Für manchen Waldbesitzer ist der Umwelt- und Klimaschutz eine „Wertanlage“
Vielleicht ist auch der Klimawandel eine Motivation, überlegt Zerres. Mit dem Waldbesitz trägt man selbst etwas zum Umweltschutz bei, schafft und erhält einen echten Wert. Der kann sich sogar steigern: Die Stadt Mülheim soll bereits Fördermittel beantragt haben, um „Atlantische Sandlandschaften“, zu denen teilweise der Böllentroth gehört, zu erhalten. Die zeichnen sich durch besonders hohe Artenvielfalt aus und sollen durch Heide- und Dünenlandschaften sowie Magerrasen aufgewertet oder wiederhergestellt werden. So können sich etwa an nährstoffarmen Teichen gefährdete Arten, wie Froschkraut, Moorfrosch und Kreuzkröte, ansiedeln.

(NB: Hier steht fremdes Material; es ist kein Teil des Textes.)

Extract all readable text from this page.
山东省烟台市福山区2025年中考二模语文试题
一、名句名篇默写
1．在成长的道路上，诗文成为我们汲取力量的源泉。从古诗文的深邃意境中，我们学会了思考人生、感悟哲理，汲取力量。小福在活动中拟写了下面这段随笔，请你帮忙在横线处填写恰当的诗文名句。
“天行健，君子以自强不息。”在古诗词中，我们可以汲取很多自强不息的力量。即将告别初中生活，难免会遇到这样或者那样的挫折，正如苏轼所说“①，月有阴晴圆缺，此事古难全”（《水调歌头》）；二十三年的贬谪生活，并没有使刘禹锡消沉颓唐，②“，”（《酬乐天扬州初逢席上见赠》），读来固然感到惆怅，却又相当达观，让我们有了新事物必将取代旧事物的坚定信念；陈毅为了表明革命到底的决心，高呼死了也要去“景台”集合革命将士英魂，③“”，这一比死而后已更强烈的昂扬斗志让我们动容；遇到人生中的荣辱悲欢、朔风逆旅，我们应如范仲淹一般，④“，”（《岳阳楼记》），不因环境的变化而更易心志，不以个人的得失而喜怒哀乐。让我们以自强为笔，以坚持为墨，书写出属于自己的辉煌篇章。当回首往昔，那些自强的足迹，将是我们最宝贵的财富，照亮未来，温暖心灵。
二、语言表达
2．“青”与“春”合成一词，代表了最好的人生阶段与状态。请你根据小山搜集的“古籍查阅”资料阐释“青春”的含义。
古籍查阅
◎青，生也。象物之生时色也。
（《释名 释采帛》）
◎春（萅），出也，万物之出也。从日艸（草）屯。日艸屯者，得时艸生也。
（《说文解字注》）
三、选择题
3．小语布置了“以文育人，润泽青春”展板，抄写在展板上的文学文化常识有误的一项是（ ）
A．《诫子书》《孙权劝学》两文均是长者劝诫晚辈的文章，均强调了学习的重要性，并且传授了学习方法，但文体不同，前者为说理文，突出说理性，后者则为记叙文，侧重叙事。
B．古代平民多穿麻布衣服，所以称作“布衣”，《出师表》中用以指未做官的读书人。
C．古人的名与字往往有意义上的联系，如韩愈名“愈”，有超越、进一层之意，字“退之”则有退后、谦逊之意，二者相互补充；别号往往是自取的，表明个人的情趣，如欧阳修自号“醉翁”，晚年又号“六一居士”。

Auktion startet am Donnerstag, 1. Juli
Rund 5600 Quadratmeter groß ist das zweite Waldgrundstück am Oemberg, durch das mittig der Wambach fließt. Im Süden grenzt die Fläche, die ebenfalls zum Naturschutzgebiet zählt, an Gärten. Das Mindestgebot beträgt 7650 Euro.

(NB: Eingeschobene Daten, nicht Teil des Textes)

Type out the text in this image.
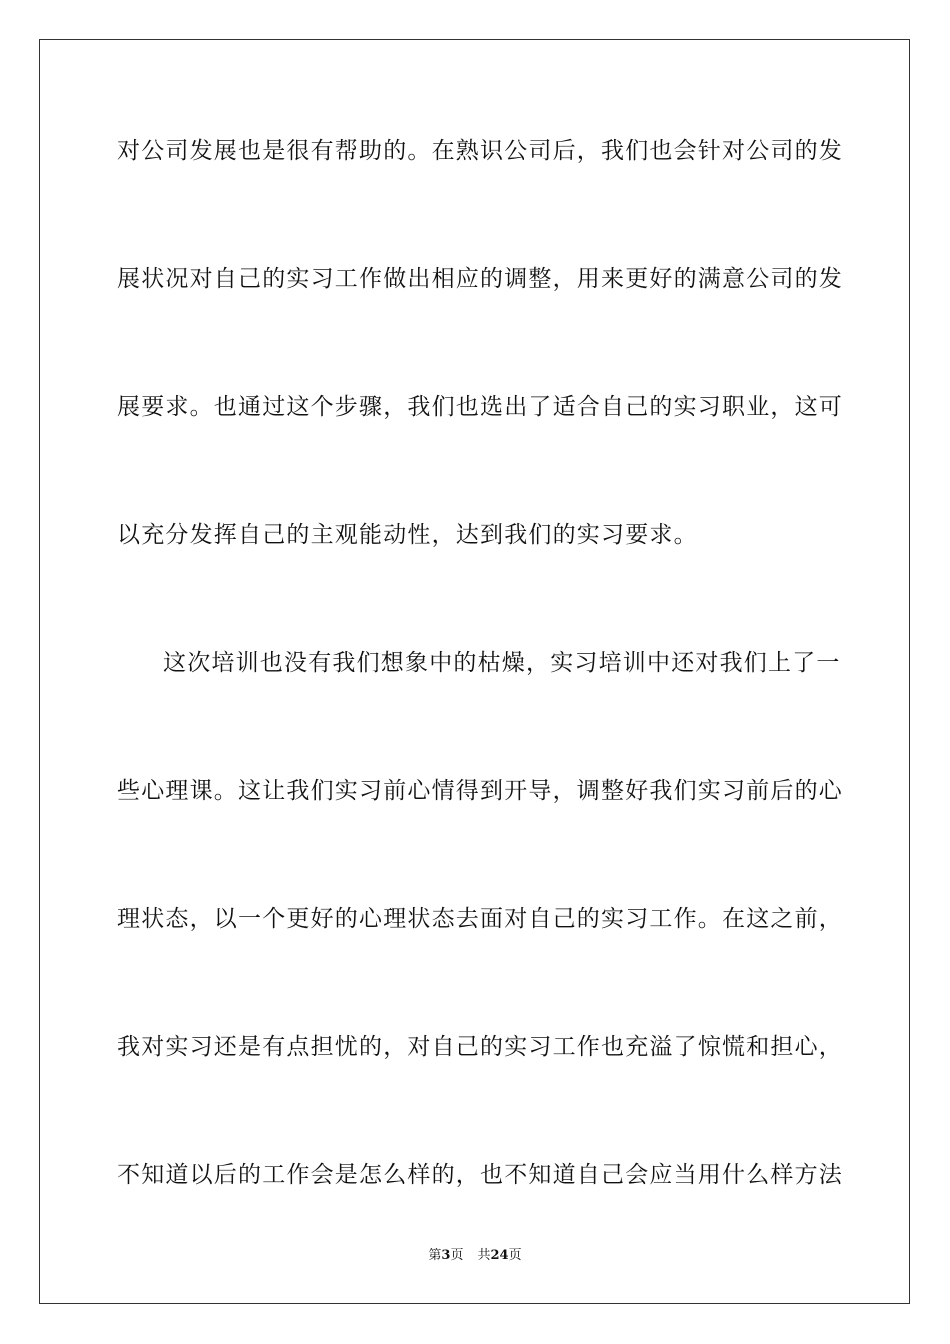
对公司发展也是很有帮助的。在熟识公司后，我们也会针对公司的发
展状况对自己的实习工作做出相应的调整，用来更好的满意公司的发
展要求。也通过这个步骤，我们也选出了适合自己的实习职业，这可
以充分发挥自己的主观能动性，达到我们的实习要求。
这次培训也没有我们想象中的枯燥，实习培训中还对我们上了一
些心理课。这让我们实习前心情得到开导，调整好我们实习前后的心
理状态，以一个更好的心理状态去面对自己的实习工作。在这之前，
我对实习还是有点担忧的，对自己的实习工作也充溢了惊慌和担心，
不知道以后的工作会是怎么样的，也不知道自己会应当用什么样方法
第3页 共24页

Die Immobilien-Auktion startet am Donnerstag, 1. Juli, um 11 Uhr im RWE-Pavillon an der Huyssenallee 53 in Essen. Informationen zu den Waldstücken, den weiteren Objekten sowie den Teilnahmebedingungen erhält man unter: www.agb-rr.de
Eine ungewöhnliche Sache bleibt die Versteigerung aber auch für den Diplom-Kaufmann, der das Auktionshaus als Erweiterung eines der in Deutschland ältesten Immobilienmakler-Häuser – Zerres und Sohn – führt. Denn überwiegend geht es dort um seriöse Wertanlagen, Immobilien, sogar mal ein Hotel in Raesfeld, selbst wenn mancher dort dem Reiz des Bietens unterliegt und auf einen günstigen Zuschlag hofft.

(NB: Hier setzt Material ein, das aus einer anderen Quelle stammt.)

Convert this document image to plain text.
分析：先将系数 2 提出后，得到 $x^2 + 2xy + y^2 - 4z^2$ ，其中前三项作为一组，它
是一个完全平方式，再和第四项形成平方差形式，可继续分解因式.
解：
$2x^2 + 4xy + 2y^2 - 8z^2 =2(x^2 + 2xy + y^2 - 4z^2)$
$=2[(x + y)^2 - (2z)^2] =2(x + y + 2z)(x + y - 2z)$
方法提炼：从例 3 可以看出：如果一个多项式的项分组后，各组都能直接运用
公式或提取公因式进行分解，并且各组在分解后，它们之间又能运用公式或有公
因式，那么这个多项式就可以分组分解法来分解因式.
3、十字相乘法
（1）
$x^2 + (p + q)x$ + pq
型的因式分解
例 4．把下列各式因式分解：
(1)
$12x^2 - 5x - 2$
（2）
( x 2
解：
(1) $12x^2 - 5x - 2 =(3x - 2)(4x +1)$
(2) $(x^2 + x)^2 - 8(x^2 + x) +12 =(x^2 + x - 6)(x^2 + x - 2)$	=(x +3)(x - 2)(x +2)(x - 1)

Geboten wird vor Ort oder per Telefon. Mancher gibt schriftlich sein Höchstgebot ab, das ein Mitarbeiter des Hauses dann vor Ort vertritt. Die Spannung des Bietens ist immer live. Die Übergabe nach der Auktion geht schnell: Notare stehen mit den notwendigen Dokumenten nach am selben Tag bereit.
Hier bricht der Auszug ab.